The US-born daughter of German Jews, Judith Levi has been engaged for the last 20 years in German-Jewish dialogue and reconciliation. In 2015, she was awarded the Cross of the Order of Merit of the Federal Republic of Germany for her “exceptional achievements in promoting reconciliation between the German and the Jewish peoples.” In 2016, her book on her long journey to German-Jewish reconciliation was published in Germany. It is from that book that her talk today and next week is drawn. Levi’s research specialty is language and law.

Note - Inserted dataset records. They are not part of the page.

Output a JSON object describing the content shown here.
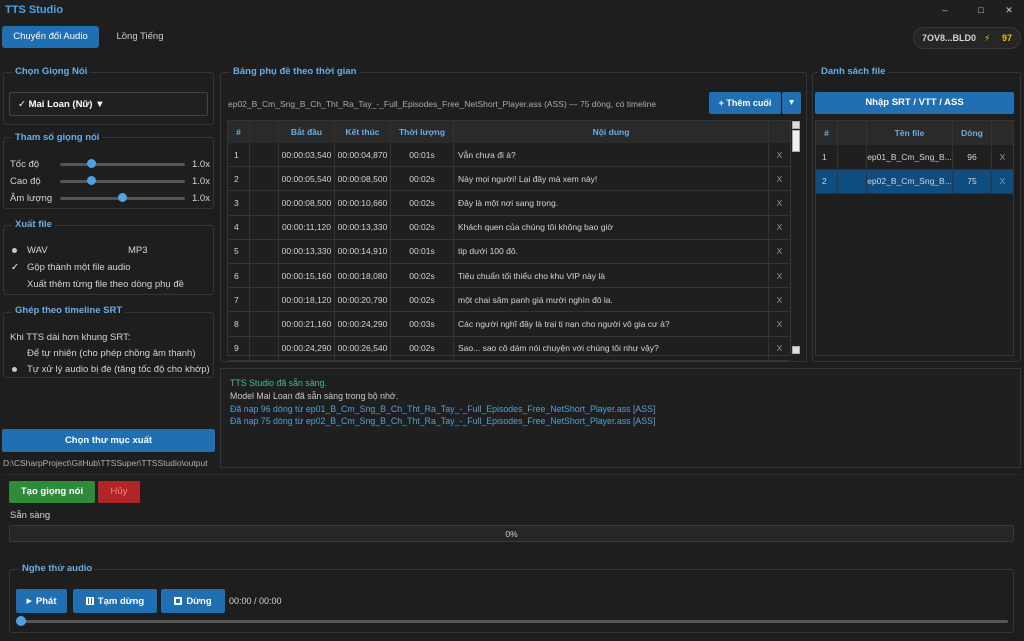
{
  "app": {
    "title": "TTS Studio"
  },
  "window_controls": {
    "minimize": "–",
    "maximize": "□",
    "close": "✕"
  },
  "tabs": [
    {
      "label": "Chuyển đổi Audio"
    },
    {
      "label": "Lồng Tiếng"
    }
  ],
  "account": {
    "id": "7OV8...BLD0",
    "bolt": "⚡",
    "credits": "97"
  },
  "voice": {
    "title": "Chọn Giọng Nói",
    "selected": "✓ Mai Loan (Nữ) ▼"
  },
  "params": {
    "title": "Tham số giọng nói",
    "items": [
      {
        "label": "Tốc độ",
        "value": "1.0x",
        "level": 0.25
      },
      {
        "label": "Cao độ",
        "value": "1.0x",
        "level": 0.25
      },
      {
        "label": "Âm lượng",
        "value": "1.0x",
        "level": 0.5
      }
    ]
  },
  "export": {
    "title": "Xuất file",
    "wav": "WAV",
    "mp3": "MP3",
    "merge_check": "✓",
    "merge": "Gộp thành một file audio",
    "per_line": "Xuất thêm từng file theo dòng phụ đề"
  },
  "timeline": {
    "title": "Ghép theo timeline SRT",
    "hint": "Khi TTS dài hơn khung SRT:",
    "opt1": "Để tự nhiên (cho phép chồng âm thanh)",
    "opt2": "Tự xử lý audio bị đè (tăng tốc độ cho khớp)"
  },
  "output": {
    "button": "Chọn thư mục xuất",
    "path": "D:\\CSharpProject\\GitHub\\TTSSuper\\TTSStudio\\output"
  },
  "subtitle": {
    "title": "Bảng phụ đề theo thời gian",
    "info": "ep02_B_Cm_Sng_B_Ch_Tht_Ra_Tay_-_Full_Episodes_Free_NetShort_Player.ass (ASS) — 75 dòng, có timeline",
    "add_button": "+ Thêm cuối",
    "add_dropdown": "▾",
    "columns": [
      "#",
      "Bắt đầu",
      "Kết thúc",
      "Thời lượng",
      "Nội dung"
    ],
    "delete_glyph": "X",
    "rows": [
      {
        "n": "1",
        "start": "00:00:03,540",
        "end": "00:00:04,870",
        "dur": "00:01s",
        "text": "Vẫn chưa đi à?"
      },
      {
        "n": "2",
        "start": "00:00:05,540",
        "end": "00:00:08,500",
        "dur": "00:02s",
        "text": "Này mọi người! Lại đây mà xem này!"
      },
      {
        "n": "3",
        "start": "00:00:08,500",
        "end": "00:00:10,660",
        "dur": "00:02s",
        "text": "Đây là một nơi sang trọng."
      },
      {
        "n": "4",
        "start": "00:00:11,120",
        "end": "00:00:13,330",
        "dur": "00:02s",
        "text": "Khách quen của chúng tôi không bao giờ"
      },
      {
        "n": "5",
        "start": "00:00:13,330",
        "end": "00:00:14,910",
        "dur": "00:01s",
        "text": "tip dưới 100 đô."
      },
      {
        "n": "6",
        "start": "00:00:15,160",
        "end": "00:00:18,080",
        "dur": "00:02s",
        "text": "Tiêu chuẩn tối thiểu cho khu VIP này là"
      },
      {
        "n": "7",
        "start": "00:00:18,120",
        "end": "00:00:20,790",
        "dur": "00:02s",
        "text": "một chai sâm panh giá mười nghìn đô la."
      },
      {
        "n": "8",
        "start": "00:00:21,160",
        "end": "00:00:24,290",
        "dur": "00:03s",
        "text": "Các người nghĩ đây là trại tị nạn cho người vô gia cư à?"
      },
      {
        "n": "9",
        "start": "00:00:24,290",
        "end": "00:00:26,540",
        "dur": "00:02s",
        "text": "Sao... sao cô dám nói chuyện với chúng tôi như vậy?"
      }
    ]
  },
  "files": {
    "title": "Danh sách file",
    "import_button": "Nhập SRT / VTT / ASS",
    "columns": [
      "#",
      "Tên file",
      "Dòng"
    ],
    "rows": [
      {
        "n": "1",
        "name": "ep01_B_Cm_Sng_B...",
        "lines": "96"
      },
      {
        "n": "2",
        "name": "ep02_B_Cm_Sng_B...",
        "lines": "75"
      }
    ]
  },
  "log": {
    "lines": [
      "TTS Studio đã sẵn sàng.",
      "Model Mai Loan đã sẵn sàng trong bộ nhớ.",
      "Đã nạp 96 dòng từ ep01_B_Cm_Sng_B_Ch_Tht_Ra_Tay_-_Full_Episodes_Free_NetShort_Player.ass [ASS]",
      "Đã nạp 75 dòng từ ep02_B_Cm_Sng_B_Ch_Tht_Ra_Tay_-_Full_Episodes_Free_NetShort_Player.ass [ASS]"
    ]
  },
  "actions": {
    "generate": "Tạo giọng nói",
    "cancel": "Hủy",
    "status": "Sẵn sàng",
    "progress_text": "0%",
    "progress": 0
  },
  "player": {
    "title": "Nghe thử audio",
    "play": "Phát",
    "play_glyph": "▶",
    "pause": "Tạm dừng",
    "stop": "Dừng",
    "time": "00:00 / 00:00",
    "position": 0
  },
  "colors": {
    "accent": "#1f6fb2",
    "header": "#6aaee6",
    "green": "#2e8b3a",
    "red": "#b02525",
    "log_green": "#3fbf8f",
    "log_blue": "#4aa3d8"
  }
}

Note: Because Room 101 is not available for this Sunday, we will meet in Matz Hall, which is to the west of Room 101.
Reminder: Water Ceremony
Each fall, LSUS starts its new year of Sunday services with what we know as the Water Ceremony. We use water as a symbol of our shared faith coming from many different sources. During the summer break, our members and attendees are asked to collect a small sample of water from a visit or trip that carries a special memory or meaning for them. They then bring this water to our first fall meeting. At the appointed time in the service, they are invited to come forward and pour it into a communal vessel to symbolize reunification of LSUS after our summer work and travels. One by one, they pour their sample into a large bowl, tell us where their water came from, and briefly explain why it is special to them. For those who do not have the actual water from a summer activity, a sample can be taken from a pitcher of water that is provided. The combined water is symbolic of our shared faith coming from many different sources.